Download PDF | The Latin Church in the Crusader States The Secular Church, By Bernard Hamilton, London 1980.
428 Pages
This is the first major work on the history of the secular church in the Frankish states of Syria and the Holy Land — a subject which has not hitherto attracted the interest of ecclesiastical historians. The present book has been written to fill this important gap in crusader studies.
It deals with the period stretching from the establishment of a Latin hierarchy after the First Crusade to the final conquest by the Mamluks in 1291.
Dr Hamilton examines the development of the Church in the Patriarchates of Jerusalem and Antioch and its organisation from the parish level upwards. Two chapters are devoted to a study of its sources of income and the financial problems that arose after the Battle of Hattin through the thirteenth century.
Particular attention is paid to the relations between the Latin and the Eastern Churches. The author documents the unequal treatment given to the Orthodox and to the separated Churches, and traces the course of the various attempts at church union.
In his conclusion he makes an overall assessment of the spiritual achievements of the Church during this period and the extent to which it justified the first crusaders' ideals.
PREFACE
The history of Frankish Syria has not hitherto proved very attractive to ecclesiastical historians. Important monographs have been written on special aspects of the history of the Latin church there, but there has been no general treatment of this subject except for W. Hotzelt's Kirchengeschichte Palástinas im Zeitalter der Kreuzzuge, 1099—1291, (Cologne 1940), which deals only with the kingdom of Jerusalem and concentrates chiefly on the activities of the Latin patriarchs. The present book has been written in an attempt to fill this gap in crusader studies.
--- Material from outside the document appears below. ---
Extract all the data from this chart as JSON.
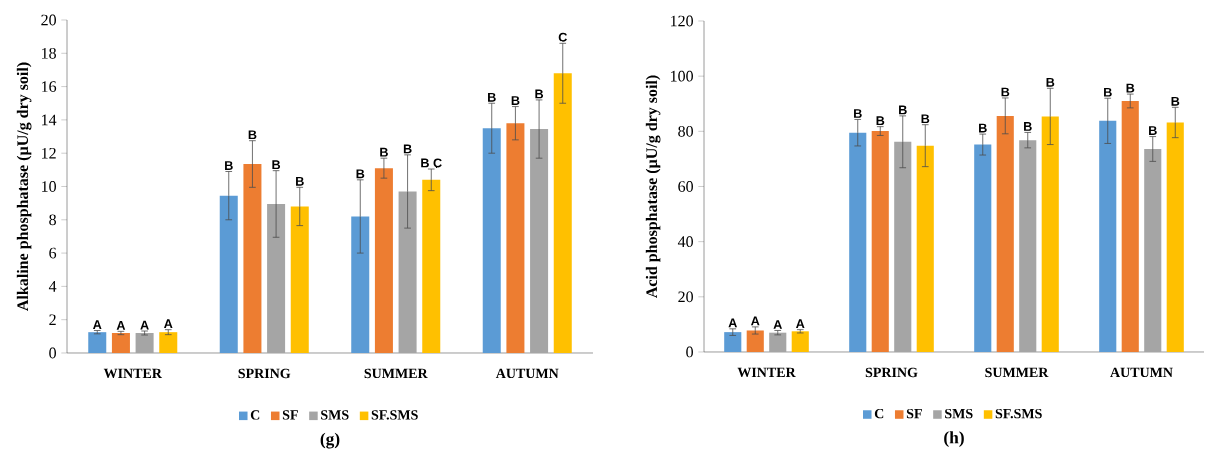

I have not dealt with the military orders, except in so far as they exercised patronage in the secular church, because excellent studies of them already exist, nor have I written about the monastic establishment of Latin Syria, since adequate treatment of that topic would require a separate volume. I have been concerned solely with the history of the secular Latin church and of its relations with eastern-rite churches.
When rendering Arabic names into English I have, as a general rule, used the forms adopted in the Pennsylvania History of the Crusades, omitting diacritical marks which would be an affectation in a general work of this kind. For Greek names I have generally used Latin forms which are more familiar to English readers. I would not claim to have been completely consistent in either case, since sometimes I have considered it more helpful to use a form which is immediately recognisable to an English reader rather than one which is technically more correct.
My particular thanks are due to Professor J. Riley-Smith who read the manuscript of this book and made many valuable suggestions about the ways in which it might be improved; and also to Dr M.C. Barber who undertook the considerable labour of editing it. Since I have not in all cases acted on the advice which either of these scholars has given, they should not in any way be held responsible for mistakes which occur in the text. The faults of this work are exclusively my own.
I have received much help from many people in the course of my work. My thanks are particularly due to the Ecclesiastical History Society for giving me the opportunity to read preliminary drafts of some of my chapters as papers at their summer conferences. I am also grateful to the British Academy for making me agenerous grant which enabled me to visit some of the sites about which I have written. While in Israel I received much help from the Revd John Wilkinson, Director of the British School of Archaeology in Jerusalem, and from Mr Kevork Hintlian of the Armenian Convent in Jerusalem. But my thanks are specially due to my medieval colleagues in the department of History of the University of Nottingham who, at some cost to themselves, have made time available to me to complete the writing of this book. I would also like to thank Mrs Turner and the staff of Variorum Publications for their courtesy and help at all stages of preparing this work for publication.
I wish to thank the staff of the following libraries who have assisted me: the Vatican Library and Archives; the Royal Library, Valetta, Malta; the British Library; the Warburg Institute; the University of London Library; the Institute of Historical Research; the London Library; Dr Williams’s Library; and, not least, the University of Nottingham Library.
But my chief thanks must be given to my family for their continuous support: to my mother, who encouraged me in this work in its early stages, but who has, regrettably, not lived to see its completion; and to my wife, who has borne with good humour the antisocial hours and moods in which writing this book has involved me, and to whom, in gratitude, it is dedicated.